If she's bothered to ever read my previous posts to you, she's see that I never once told you to come out. I told you that if you decide to, that life might be more difficult for you, OR it could be more healthy for you, but either way, it was alway your decision. I still stand by what I said then...that it was always more healthy emotionally to no live a lie, but that we must each find our own path to the truth and to what is makes us happy and content.
Some people see the world in black and white. I believe your mother is one of those people. There is the way she believes and then there are those she hates...and she does hate...but she hates from a viewpoint of wrong knowledge. (I guess most haters do) I refuse to hate you, Mrs. Lefave. I am troubled by your ignorance and by the blindness to the facts about Chris and myself, but I don't hate you for it, Mrs. Lefave. I guess that makes me more of a Christian that you, now doesn't it, Mrs. Lefave? Was hate and ignorance Christ' message? Not hardly. not even a little, Mrs. Lefave. One final comment, Mrs. Lefave, you continue to speak falsely about me and about gay people. You KNOWINGLY speak hurtfully and falsely about Chris and about me and those like us. Correct me if I'm wrong, Mrs. Lefave, but I believe that there is a commandment that states: "You shall not bear false witness against your neighbour."

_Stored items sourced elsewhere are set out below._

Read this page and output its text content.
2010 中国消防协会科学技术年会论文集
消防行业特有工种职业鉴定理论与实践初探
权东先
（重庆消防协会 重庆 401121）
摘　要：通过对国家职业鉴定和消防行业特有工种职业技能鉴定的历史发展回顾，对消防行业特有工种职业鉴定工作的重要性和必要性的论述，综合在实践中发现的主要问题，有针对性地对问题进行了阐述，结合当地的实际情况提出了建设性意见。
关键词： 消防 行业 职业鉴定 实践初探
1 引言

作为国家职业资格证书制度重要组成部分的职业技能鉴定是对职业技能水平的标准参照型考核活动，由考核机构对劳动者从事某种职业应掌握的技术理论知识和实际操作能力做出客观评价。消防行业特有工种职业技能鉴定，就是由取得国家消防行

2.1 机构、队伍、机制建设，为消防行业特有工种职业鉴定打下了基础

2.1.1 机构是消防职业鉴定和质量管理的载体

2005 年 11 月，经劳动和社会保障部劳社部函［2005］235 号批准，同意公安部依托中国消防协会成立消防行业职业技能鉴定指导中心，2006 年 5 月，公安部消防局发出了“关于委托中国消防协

No, Mrs. Lefave, I do not hate you, but you do LITTLE in the way to promote the "Christian agenda". I feel sad that your actions are hurting you the way the have. You hurt me not one bit. You hurt your child beyond measure. How Christ-like is that?
Chris, you be who you are. Lying about who you are weakens you, but you choose the path that brings you peace my dear. I love you both in AND out of the closet.